C'è da premettere che questa non è la rappresentazione di una partita giocata in tempi lontani, in cui streghe e cavalieri si incontrano in brughiere fumose e gli intrighi di corte si svolgono dietro il sipario delle oscure notti medievali. I personaggi in scena non ricorrono all'uso continuo del verso che conferisce dignità formale ai discorsi e la prosa di cui si avvalgono è impregnata dell'ignorante contemporaneità degna dei nostri tempi. La struttura del dramma deve, quindi, adeguarsi alla dignità dei personaggi che nel XXI secolo ambiscono al potere e la funzione di cronaca non può che essere delegata alla monocorde ripetitività dei media che restituiscono il succedersi dei fatti con anodina abitudine al degrado politico e all'assoluta assenza di morale.
Se il Macbeth concepito da Shakespeare è dominato dall'antitesi (bello/brutto, luci/tenebre, sacro/demoniaco, bene/male) e nell'inconciliabilità degli opposti fonda il senso più profondo della tragedia; il Macbeth che, varcando confini temporali non privi di virtù, approda ai giorni d'oggi deve rinunciare ai grandi contrasti interiori, per collocarsi su di una più congeniale alternanza tragicomica. In questa avvilente cornice contemporanea anche l'elemento demoniaco viene ad essere deformato, e la strega, assunte le vesti e la professione di una giornalista − interpretata  egregiamente da Francesca Pica −  al termine del suo compito preferisce consegnare le dimissioni, evaporando disgustata in cerca di tempi migliori anche per il male. La sua uscita di scena, parafrasando Mefistofele nel Dottor Faust, è come se dicesse: se questo è l'inferno io preferisco chiamarmi fuori.  
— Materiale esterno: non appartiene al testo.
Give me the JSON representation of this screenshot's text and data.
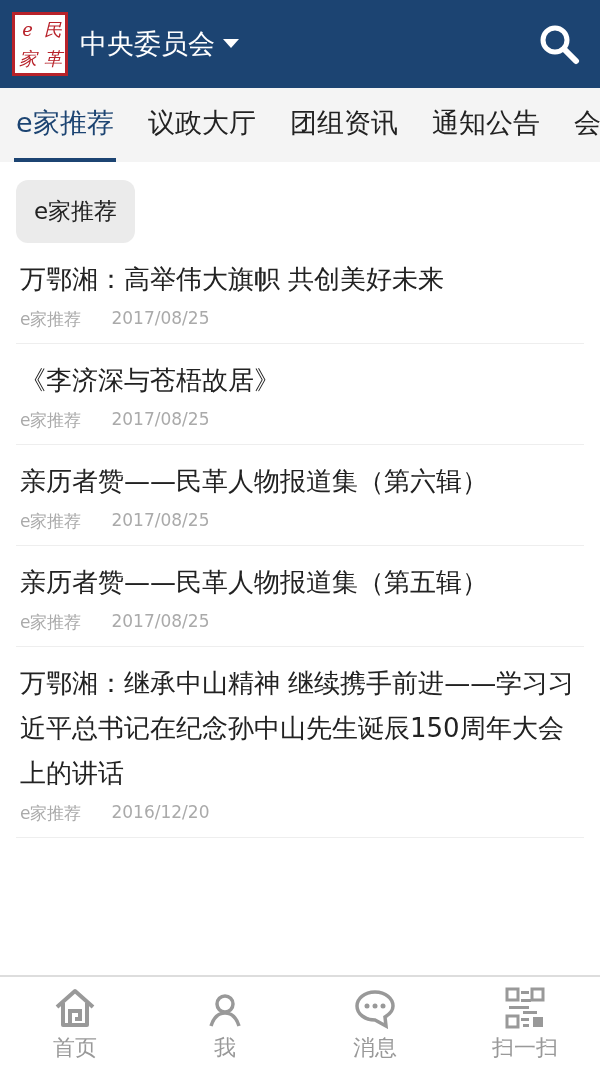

La rappresentazione inizia con Lady Macbeth e consorte visibilmente sfatti ed ebbri dei primi inaspettati successi elettorali; tuttavia, mentre il secondo coniuge è già diventato un tutt'uno con la nera poltrona coronata che indica il suo ruolo in quella partita, la First Lady giace ancora incredula accanto alla regia poltrona bianca e, ripercorrendo a voce alta i trionfi politici del marito, cerca di ancorare quello che sembra un sogno alla realtà. Il potere, fine a sé stesso e per sé stessi li irradia di gemme d'ambizione destinate a sbocciare e a mangiarsi il cuore in cui hanno innestato le radici. Telegiornali profetici anticipano risultati sempre più gloriosi e le interviste al vincitore lasciano intravedere nuovi fulgidi traguardi. Ha inizio la carneficina e Lady Macbeth, presa coscienza della sua insaziabile ambizione, assume il ruolo di regista. Il crimine, dapprima pensato e poi suggerito, si concretizza in una piccola pistola estratta da una borsetta rossa. Il sangue aumenta e le mani di Lady Macbeth si ricoprono di delittuosi guanti rossi, ma c'è qualcosa di meccanico in questo sangue che chiama altro sangue.
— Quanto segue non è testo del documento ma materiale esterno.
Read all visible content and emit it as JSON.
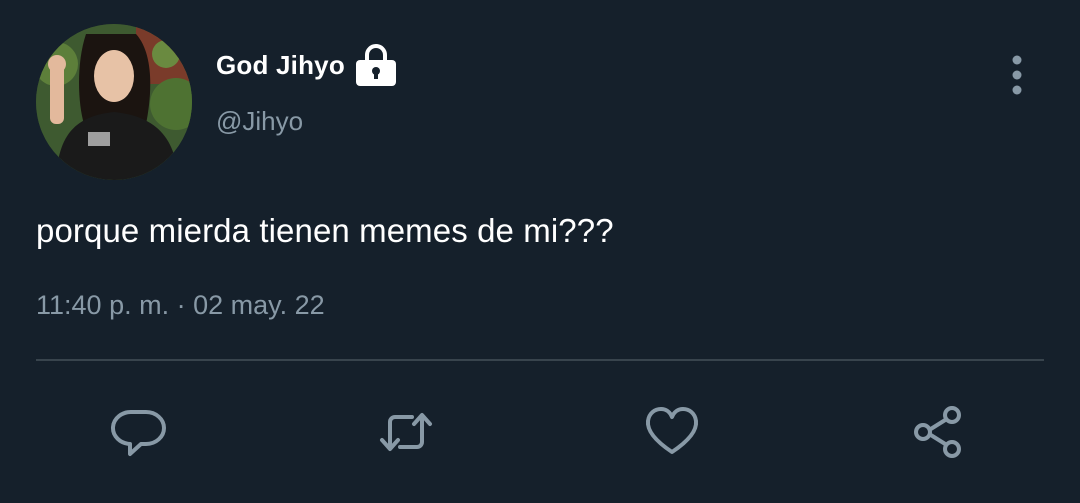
{
  "tweet": {
    "display_name": "God Jihyo",
    "handle": "@Jihyo",
    "text": "porque mierda tienen memes de mi???",
    "timestamp": "11:40 p. m. · 02 may. 22",
    "protected_icon": "lock-icon",
    "more_icon": "vertical-dots-icon"
  },
  "actions": [
    {
      "name": "reply",
      "icon": "speech-bubble-icon"
    },
    {
      "name": "retweet",
      "icon": "retweet-arrows-icon"
    },
    {
      "name": "like",
      "icon": "heart-icon"
    },
    {
      "name": "share",
      "icon": "share-nodes-icon"
    }
  ],
  "colors": {
    "background": "#15202b",
    "primary_text": "#ffffff",
    "secondary_text": "#8899a6",
    "divider": "#38444d",
    "icon": "#8899a6"
  }
}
Non siamo nell'anomico incubo shakespeariano dove tutti sprofondano e ne vengono stritolati, dove chi uccide verrà ucciso a sua volta; ci troviamo invece nel Grande Meccanismo Politico odierno, in cui, una volta entrati, basta seguire le regole stabilite per non perdere i privilegi acquisiti più o meno legittimamente. Lo stesso Macbeth, incollato alla sua poltrona, dopo aver superato i primi smarrimenti e affrontato il fantasma della sua mente, si rasserena all'idea che in fondo non c'é niente di difficile, perché basta seguire un copione non originale affinché, chi è diligente, chi non tradirà il sistema, non perda né testa né corona.
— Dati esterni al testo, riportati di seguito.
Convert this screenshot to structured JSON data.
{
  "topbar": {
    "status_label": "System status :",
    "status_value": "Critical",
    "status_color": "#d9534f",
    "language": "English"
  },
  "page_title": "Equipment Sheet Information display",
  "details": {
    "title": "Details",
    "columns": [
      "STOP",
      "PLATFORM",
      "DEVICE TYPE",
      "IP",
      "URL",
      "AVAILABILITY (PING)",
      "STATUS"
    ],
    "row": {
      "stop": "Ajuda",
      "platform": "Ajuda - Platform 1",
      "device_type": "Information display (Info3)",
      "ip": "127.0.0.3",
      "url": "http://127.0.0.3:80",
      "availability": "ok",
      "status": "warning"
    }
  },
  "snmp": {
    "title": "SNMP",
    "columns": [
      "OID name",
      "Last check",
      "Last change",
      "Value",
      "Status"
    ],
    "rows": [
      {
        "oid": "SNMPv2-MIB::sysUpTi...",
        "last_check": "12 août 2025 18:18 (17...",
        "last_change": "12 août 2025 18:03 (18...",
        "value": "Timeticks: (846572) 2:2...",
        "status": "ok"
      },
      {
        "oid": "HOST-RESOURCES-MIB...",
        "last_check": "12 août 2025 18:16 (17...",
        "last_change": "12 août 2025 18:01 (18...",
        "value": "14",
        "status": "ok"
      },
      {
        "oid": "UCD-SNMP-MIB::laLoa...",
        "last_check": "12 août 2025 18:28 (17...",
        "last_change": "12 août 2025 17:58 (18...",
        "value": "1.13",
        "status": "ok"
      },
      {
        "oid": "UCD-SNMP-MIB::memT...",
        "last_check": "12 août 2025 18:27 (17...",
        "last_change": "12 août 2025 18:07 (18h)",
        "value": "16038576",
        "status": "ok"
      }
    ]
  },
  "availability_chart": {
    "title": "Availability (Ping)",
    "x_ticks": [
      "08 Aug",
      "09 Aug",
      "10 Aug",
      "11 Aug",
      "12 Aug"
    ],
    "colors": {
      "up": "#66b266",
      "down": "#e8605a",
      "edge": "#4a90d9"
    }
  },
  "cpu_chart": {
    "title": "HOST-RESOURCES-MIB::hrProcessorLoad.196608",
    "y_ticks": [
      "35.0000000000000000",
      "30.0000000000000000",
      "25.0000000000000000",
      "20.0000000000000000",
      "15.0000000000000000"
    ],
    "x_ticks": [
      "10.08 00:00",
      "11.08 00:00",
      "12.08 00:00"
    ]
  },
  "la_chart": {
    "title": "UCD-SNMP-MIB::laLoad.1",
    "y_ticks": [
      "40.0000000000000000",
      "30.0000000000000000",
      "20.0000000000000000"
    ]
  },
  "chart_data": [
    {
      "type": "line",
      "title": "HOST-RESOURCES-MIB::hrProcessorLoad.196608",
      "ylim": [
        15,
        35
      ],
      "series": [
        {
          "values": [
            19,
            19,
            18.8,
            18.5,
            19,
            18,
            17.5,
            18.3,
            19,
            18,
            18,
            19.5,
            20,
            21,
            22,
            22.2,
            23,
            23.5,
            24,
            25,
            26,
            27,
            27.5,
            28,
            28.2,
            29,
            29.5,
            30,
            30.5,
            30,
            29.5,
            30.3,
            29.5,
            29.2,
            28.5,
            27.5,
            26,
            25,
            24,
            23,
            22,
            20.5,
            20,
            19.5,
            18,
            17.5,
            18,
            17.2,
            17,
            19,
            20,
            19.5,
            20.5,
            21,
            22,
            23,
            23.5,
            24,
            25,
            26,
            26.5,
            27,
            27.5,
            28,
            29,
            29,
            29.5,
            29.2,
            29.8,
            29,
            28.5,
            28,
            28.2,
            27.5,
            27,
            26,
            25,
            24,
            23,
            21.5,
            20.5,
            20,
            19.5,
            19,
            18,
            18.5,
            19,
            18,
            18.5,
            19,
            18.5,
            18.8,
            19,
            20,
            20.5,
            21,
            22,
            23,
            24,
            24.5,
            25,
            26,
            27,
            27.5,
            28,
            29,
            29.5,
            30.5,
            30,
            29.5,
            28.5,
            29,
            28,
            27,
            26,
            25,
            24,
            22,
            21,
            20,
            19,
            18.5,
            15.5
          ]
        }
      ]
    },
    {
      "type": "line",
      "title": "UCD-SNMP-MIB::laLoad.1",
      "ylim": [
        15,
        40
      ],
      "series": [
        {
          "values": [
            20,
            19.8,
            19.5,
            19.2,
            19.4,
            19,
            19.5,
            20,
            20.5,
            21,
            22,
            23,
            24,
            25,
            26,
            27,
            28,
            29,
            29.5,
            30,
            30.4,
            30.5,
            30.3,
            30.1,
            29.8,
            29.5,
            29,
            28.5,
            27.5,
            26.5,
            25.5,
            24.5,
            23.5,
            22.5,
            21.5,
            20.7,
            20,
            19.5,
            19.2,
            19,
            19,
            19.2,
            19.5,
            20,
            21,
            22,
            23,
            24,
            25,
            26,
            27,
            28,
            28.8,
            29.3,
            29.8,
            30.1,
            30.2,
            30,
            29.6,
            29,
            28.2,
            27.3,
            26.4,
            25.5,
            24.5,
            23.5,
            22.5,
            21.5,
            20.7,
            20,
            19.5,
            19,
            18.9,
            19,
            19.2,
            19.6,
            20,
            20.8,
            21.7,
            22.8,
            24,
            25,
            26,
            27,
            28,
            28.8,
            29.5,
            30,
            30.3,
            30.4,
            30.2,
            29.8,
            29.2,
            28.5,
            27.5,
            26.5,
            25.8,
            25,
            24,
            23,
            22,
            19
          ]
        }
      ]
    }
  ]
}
Macbeth è il degno rappresentante di un mondo, talmente irrecuperabile nella sua viltà, che persino le streghe hanno abbandonato. Gli alberi della foresta di Birnan potranno anche muoversi, ma rimuovere tanta arrogante protervia da una poltrona è forse un'impresa impossibile. Lo stesso accade a Lady Macbeth, che supera egregiamente i suoi incubi sonnambuli e, molto probabilmente, non sarà mai sfiorata dal pensiero di un felo de se. Varcata la prima soglia, quello che in pochi attimi di lucidità è stato avvertito come un incubo, ridiventa un sogno piacevole dal quale non si vuole più uscire, questo gioco è talmente appagante che con gli opportuni accordi tra i giocatori potrebbe protrarsi all'infinito, e con un po' di fortuna questa lunga notte potrebbe non trovare mai il giorno.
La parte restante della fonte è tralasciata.